Wie heeft rozenkrans? Waar komen de gebeden van de rozenkrans vandaag vandaan? De verspreiding van de rozenkrans is waarschijnlijk terug te voeren op de kruistochten en de terugkeer van de ridders uit het Midden-Oosten in de 11e eeuw. De bewoners van Palestina in die tijd (voornamelijk moslims) waren beroemd om hun ritmische, zich herhalende gebeden, afgemeten aan een koord met kralen.

Gebedstouwen bestonden ook in andere godsdiensten, nl. in het boeddhisme en het hindoeïsme. De structuur en het aantal kralen van die koorden leken sterk op die van de huidige rozenkransen. Christelijke ridders, geïnspireerd door de eenvoud en universaliteit van gebedskoorden in alle sociale lagen van een bepaalde godsdienst, pikten dit idee op. Bovendien kan het groeiende belang van de mariale devotie in die tijd zijn beïnvloed door het feit dat de rozenkrans was opgedragen aan deze figuur. Jakob Sprenger (inquisiteur), een dominicaan, mede-auteur van het werk De Hamer op de Heksen en stichter van de 1e Rozenkrans Confraterniteit in Keulen, voegde aan het eind van elk decennium van het Weesgegroet een Onze Vader en een Geloof toe, gereciteerd bij elk van de 15 mysteries.

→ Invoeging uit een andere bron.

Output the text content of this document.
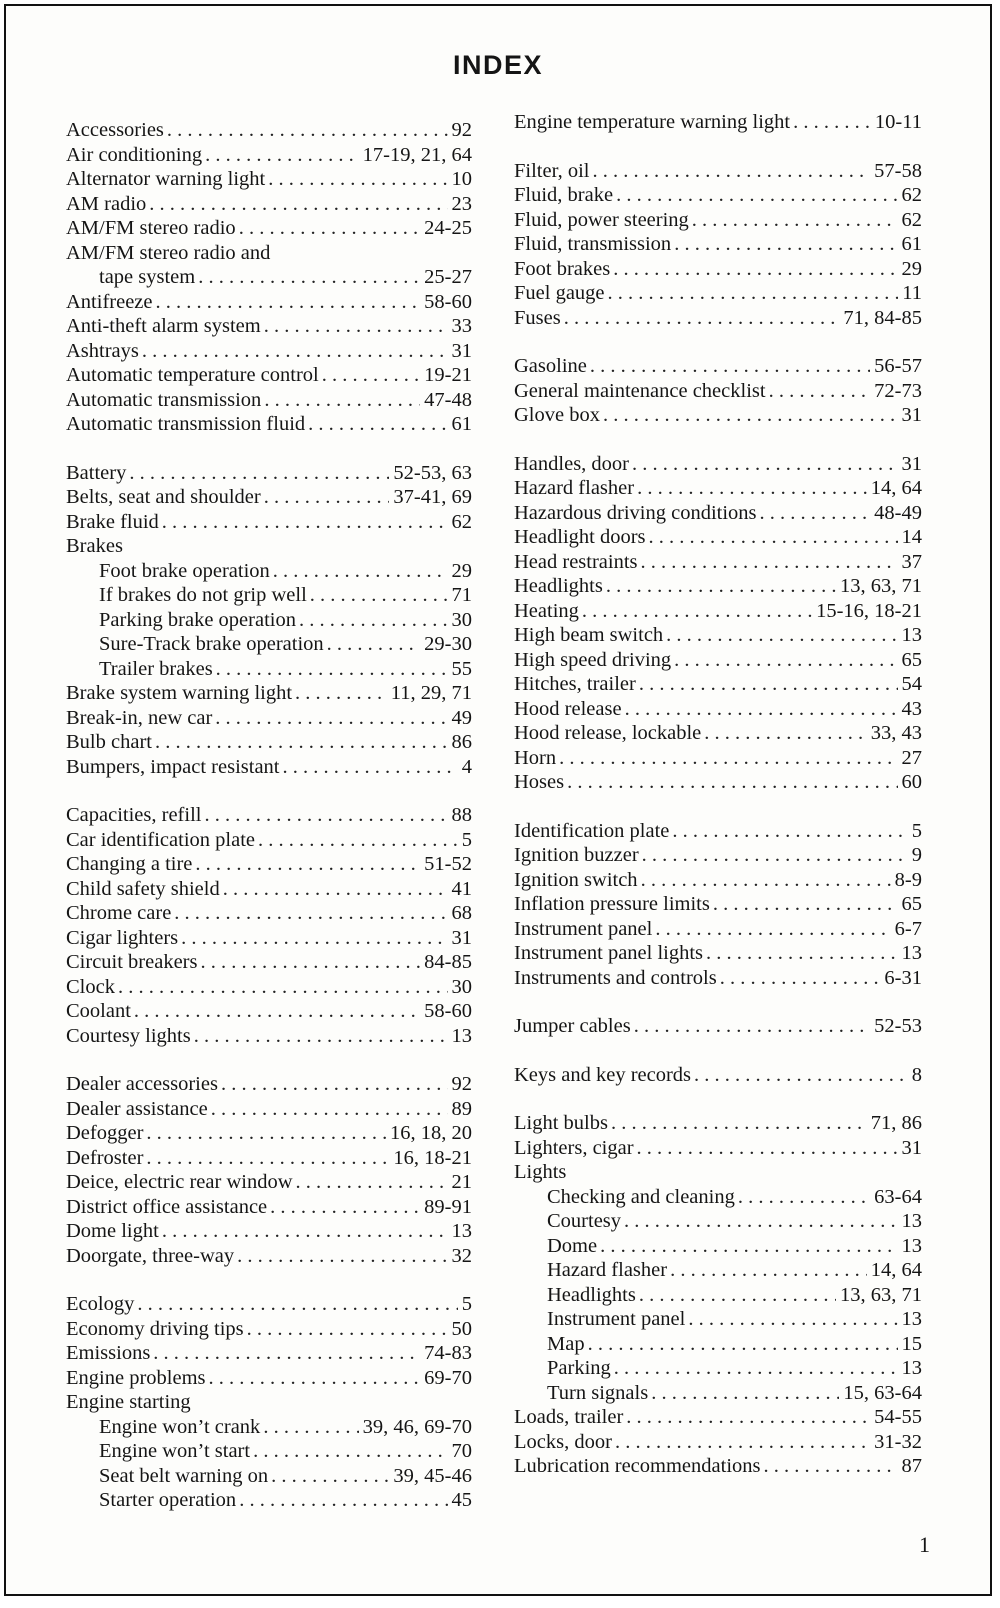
INDEX
Accessories . . .	92
Air conditioning . . .	17-19, 21, 64
Alternator warning light . . .	10
AM radio . . .	23
AM/FM stereo radio . . .	24-25
AM/FM stereo radio and
tape system . . .	25-27
Antifreeze . . .	58-60
Anti-theft alarm system . . .	33
Ashtrays . . .	31
Automatic temperature control . . .	19-21
Automatic transmission . . .	47-48
Automatic transmission fluid . . .	61
Battery . . .	52-53, 63
Belts, seat and shoulder . . .	37-41, 69
Brake fluid . . .	62
Brakes
Foot brake operation . . .	29
If brakes do not grip well . . .	71
Parking brake operation . . .	30
Sure-Track brake operation . . .	29-30
Trailer brakes . . .	55
Brake system warning light . . .	11, 29, 71
Break-in, new car . . .	49
Bulb chart . . .	86
Bumpers, impact resistant . . .	4
Capacities, refill . . .	88
Car identification plate . . .	5
Changing a tire . . .	51-52
Child safety shield . . .	41
Chrome care . . .	68
Cigar lighters . . .	31
Circuit breakers . . .	84-85
Clock . . .	30
Coolant . . .	58-60
Courtesy lights . . .	13
Dealer accessories . . .	92
Dealer assistance . . .	89
Defogger . . .	16, 18, 20
Defroster . . .	16, 18-21
Deice, electric rear window . . .	21
District office assistance . . .	89-91
Dome light . . .	13
Doorgate, three-way . . .	32
Ecology . . .	5
Economy driving tips . . .	50
Emissions . . .	74-83
Engine problems . . .	69-70
Engine starting
Engine won’t crank . . .	39, 46, 69-70
Engine won’t start . . .	70
Seat belt warning on . . .	39, 45-46
Starter operation . . .	45
Engine temperature warning light . . .	10-11
Filter, oil . . .	57-58
Fluid, brake . . .	62
Fluid, power steering . . .	62
Fluid, transmission . . .	61
Foot brakes . . .	29
Fuel gauge . . .	11
Fuses . . .	71, 84-85
Gasoline . . .	56-57
General maintenance checklist . . .	72-73
Glove box . . .	31
Handles, door . . .	31
Hazard flasher . . .	14, 64
Hazardous driving conditions . . .	48-49
Headlight doors . . .	14
Head restraints . . .	37
Headlights . . .	13, 63, 71
Heating . . .	15-16, 18-21
High beam switch . . .	13
High speed driving . . .	65
Hitches, trailer . . .	54
Hood release . . .	43
Hood release, lockable . . .	33, 43
Horn . . .	27
Hoses . . .	60
Identification plate . . .	5
Ignition buzzer . . .	9
Ignition switch . . .	8-9
Inflation pressure limits . . .	65
Instrument panel . . .	6-7
Instrument panel lights . . .	13
Instruments and controls . . .	6-31
Jumper cables . . .	52-53
Keys and key records . . .	8
Light bulbs . . .	71, 86
Lighters, cigar . . .	31
Lights
Checking and cleaning . . .	63-64
Courtesy . . .	13
Dome . . .	13
Hazard flasher . . .	14, 64
Headlights . . .	13, 63, 71
Instrument panel . . .	13
Map . . .	15
Parking . . .	13
Turn signals . . .	15, 63-64
Loads, trailer . . .	54-55
Locks, door . . .	31-32
Lubrication recommendations . . .	87
1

Zo ontstond de rozenkrans, bekend als de mariale of dominicaanse rozenkrans. Het idee zelf van de rozenkrans komt dus uit het Midden-Oosten, maar de vorming van de rozenkrans zoals wij die nu kennen is een heel ander verhaal, maar ook verbonden met de ridderlijkheid en de alomtegenwoordige Mariadevotie. De traditie van het bidden van de rozenkrans zelf is dus zeer lang, maar in de loop van vele decennia is het belang ervan niet minder geworden.